We have identified a recurring shrine-type across nearly every settlement of the Screen People: a long room lined with rigid seating, its walls hung with images of the smaller, four-legged companion-beings, and always, always, the pervasive residue of a fear-scent we have named the Ceremonial Musk. Here the Ancients came to perform what we now believe was the most sacred rite of their species: the Surrender of the Beloved.
The evidence is overwhelming. Note the wear patterns on the seating: a smooth, polished hollow at the forward edge, where the devotee sat perched, never resting, spine rigid, prepared to rise at the utterance of a Name. Note the small woven cages and rope-tethers recovered in great number, in which the companion-beings were carried, close to the chest, in the posture our texts reserve for the transport of holy relics.

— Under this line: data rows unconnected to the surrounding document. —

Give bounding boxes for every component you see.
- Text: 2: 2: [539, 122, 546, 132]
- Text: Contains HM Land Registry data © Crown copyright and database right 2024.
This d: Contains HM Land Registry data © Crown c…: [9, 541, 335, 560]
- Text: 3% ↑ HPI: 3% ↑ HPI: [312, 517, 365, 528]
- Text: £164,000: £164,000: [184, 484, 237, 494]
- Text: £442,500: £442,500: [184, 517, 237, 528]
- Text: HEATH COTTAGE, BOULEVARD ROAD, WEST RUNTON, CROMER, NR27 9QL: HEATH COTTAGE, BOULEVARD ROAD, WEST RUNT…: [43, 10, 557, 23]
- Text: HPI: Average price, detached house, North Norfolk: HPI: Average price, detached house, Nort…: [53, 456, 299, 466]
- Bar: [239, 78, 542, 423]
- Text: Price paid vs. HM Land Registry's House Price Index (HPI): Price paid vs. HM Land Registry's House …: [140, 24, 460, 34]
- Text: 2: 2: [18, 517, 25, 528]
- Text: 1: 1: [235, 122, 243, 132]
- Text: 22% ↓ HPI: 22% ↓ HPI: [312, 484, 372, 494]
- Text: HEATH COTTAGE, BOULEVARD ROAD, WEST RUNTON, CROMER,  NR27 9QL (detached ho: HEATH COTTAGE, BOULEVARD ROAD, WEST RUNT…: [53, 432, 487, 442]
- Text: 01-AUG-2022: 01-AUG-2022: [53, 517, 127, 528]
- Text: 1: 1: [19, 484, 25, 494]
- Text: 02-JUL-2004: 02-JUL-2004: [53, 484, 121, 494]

The companion did not wish to be there. We know this from the deep claw-grooves gouged into the tables and doorframes, a language of refusal.
What strikes the excavator most is the arrangement of the bodies at the moment of interment. In one remarkably preserved chamber we found a devotee's remains still cradling a smaller skeleton, one hand curled protectively over its skull, the glowing rectangle (that instrument of worship in all other rooms) set face-down and ignored upon the seat beside them. In this one chamber, and this one alone, the sacred screen went dark and was forgotten.
We had believed the Screen People incapable of attention that did not glow. We were wrong. These were a people who could, when they most feared to lose a thing, at last put the light away and simply hold what was warm, and dread, and theirs.